Ganim’s doggedness to expose the truth uncovered the real facts behind the case. Later, an independent investigation by former FBI Director Louis Freeh commissioned by the Penn State Board of Trustees revealed that Joe, along with many other university leaders, had in fact had knowledge of Sandusky’s transgressions. They validated Ms. Ganim’s findings.
Bias is a word that has been in the vernacular a lot lately – gender bias, racial bias. In this case, I suffered from JoePa bias.
Lean offers an answer to this tendency: make judgments and decisions based on the facts which are informed by being at the gemba. Its interesting to watch the Paterno film with this in mind. Most of the screen time of Sara Ganim is at Penn State investigating the facts of the case, not in her office at the Patriot-News in Harrisburg.
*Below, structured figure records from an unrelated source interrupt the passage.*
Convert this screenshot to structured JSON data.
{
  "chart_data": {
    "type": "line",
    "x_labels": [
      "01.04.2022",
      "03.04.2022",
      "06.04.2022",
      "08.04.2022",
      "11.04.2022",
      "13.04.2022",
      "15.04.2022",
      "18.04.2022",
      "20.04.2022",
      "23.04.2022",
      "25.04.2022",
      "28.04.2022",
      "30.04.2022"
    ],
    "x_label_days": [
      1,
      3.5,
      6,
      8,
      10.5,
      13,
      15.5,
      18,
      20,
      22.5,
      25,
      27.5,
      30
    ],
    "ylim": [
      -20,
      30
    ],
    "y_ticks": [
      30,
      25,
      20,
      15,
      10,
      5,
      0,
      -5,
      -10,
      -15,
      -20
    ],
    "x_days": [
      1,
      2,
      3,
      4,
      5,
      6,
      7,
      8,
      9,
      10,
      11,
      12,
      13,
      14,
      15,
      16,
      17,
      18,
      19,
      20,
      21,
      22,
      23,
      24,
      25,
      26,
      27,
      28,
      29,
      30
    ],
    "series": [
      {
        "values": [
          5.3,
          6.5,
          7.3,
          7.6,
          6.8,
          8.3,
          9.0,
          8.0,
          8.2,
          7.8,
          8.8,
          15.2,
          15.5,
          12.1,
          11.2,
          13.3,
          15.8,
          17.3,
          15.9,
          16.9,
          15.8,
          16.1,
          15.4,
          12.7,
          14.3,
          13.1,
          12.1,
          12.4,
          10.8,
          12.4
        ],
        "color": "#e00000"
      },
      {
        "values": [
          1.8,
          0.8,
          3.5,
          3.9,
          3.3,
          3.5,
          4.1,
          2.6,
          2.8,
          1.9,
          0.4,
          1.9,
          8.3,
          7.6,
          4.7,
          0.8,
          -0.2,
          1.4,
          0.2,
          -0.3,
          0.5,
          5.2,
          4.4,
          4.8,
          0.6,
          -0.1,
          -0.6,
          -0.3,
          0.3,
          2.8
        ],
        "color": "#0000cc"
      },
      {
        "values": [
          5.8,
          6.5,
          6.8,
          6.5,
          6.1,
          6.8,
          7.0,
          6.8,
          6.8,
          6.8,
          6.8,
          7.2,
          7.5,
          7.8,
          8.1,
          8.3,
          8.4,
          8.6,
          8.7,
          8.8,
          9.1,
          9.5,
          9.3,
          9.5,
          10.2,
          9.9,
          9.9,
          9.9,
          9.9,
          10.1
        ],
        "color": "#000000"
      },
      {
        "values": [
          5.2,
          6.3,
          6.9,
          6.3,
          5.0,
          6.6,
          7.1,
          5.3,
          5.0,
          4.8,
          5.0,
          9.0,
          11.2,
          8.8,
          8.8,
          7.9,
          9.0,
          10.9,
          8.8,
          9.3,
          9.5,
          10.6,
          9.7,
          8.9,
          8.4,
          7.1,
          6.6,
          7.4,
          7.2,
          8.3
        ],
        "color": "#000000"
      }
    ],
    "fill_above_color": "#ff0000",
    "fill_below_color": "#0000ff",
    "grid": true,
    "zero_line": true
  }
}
This is brilliantly juxtaposed with the Penn State/JoePa side of the story, where most of the characters spend their time talking at home or in offices, not about the need to find out the facts of the truth, but rather about how they should protect themselves or “spin” the story.
There is much for the lean community to learn from this. And in general from good investigative journalism. It’s an interesting (and recently assailed) profession. Yes, you can learn techniques in journalism school about how to write a lead, but most good journalism that wins Pulitzers comes from deep investigation learned in the field, seeing the gemba, talking to those involved, then analyzing the facts based on that.
We could use more of this type of journalism in our 24 hour news cycles, but I also think the business world and the leaders in it could use more understanding of the gemba.
I’ve recently been working with a team of top executives of a large company. It is a great company – most of its executives have served there for more than 25 years. We have worked with them on problem solving, and what they have discovered through this exercise is that their 25 years of experience have engendered a culture of “knowing the answer” without knowing the facts of the problem. They are in an industry where the gemba, or job site, is a dynamic environment that changes daily. But, they tend to make judgments, not based on a deep, personal study of the current state of the gemba, but rather on historical knowledge or experience. Let’s call it “Experience Bias”.
So as leaders we need to do “Mindful Observation” of the gemba before jumping to solutions and base our decisions on what we learn from that, not what we think we know.
I thought Joe Paterno was the greatest college coach that every lived. On the surface, the results seemed to prove that – 409 wins. But Sara Ganim, through her incessant pursuit of the facts, proved me wrong. It was truly a sad day for me – the victims of this tragedy suffered so long because many people could only look at part of the story.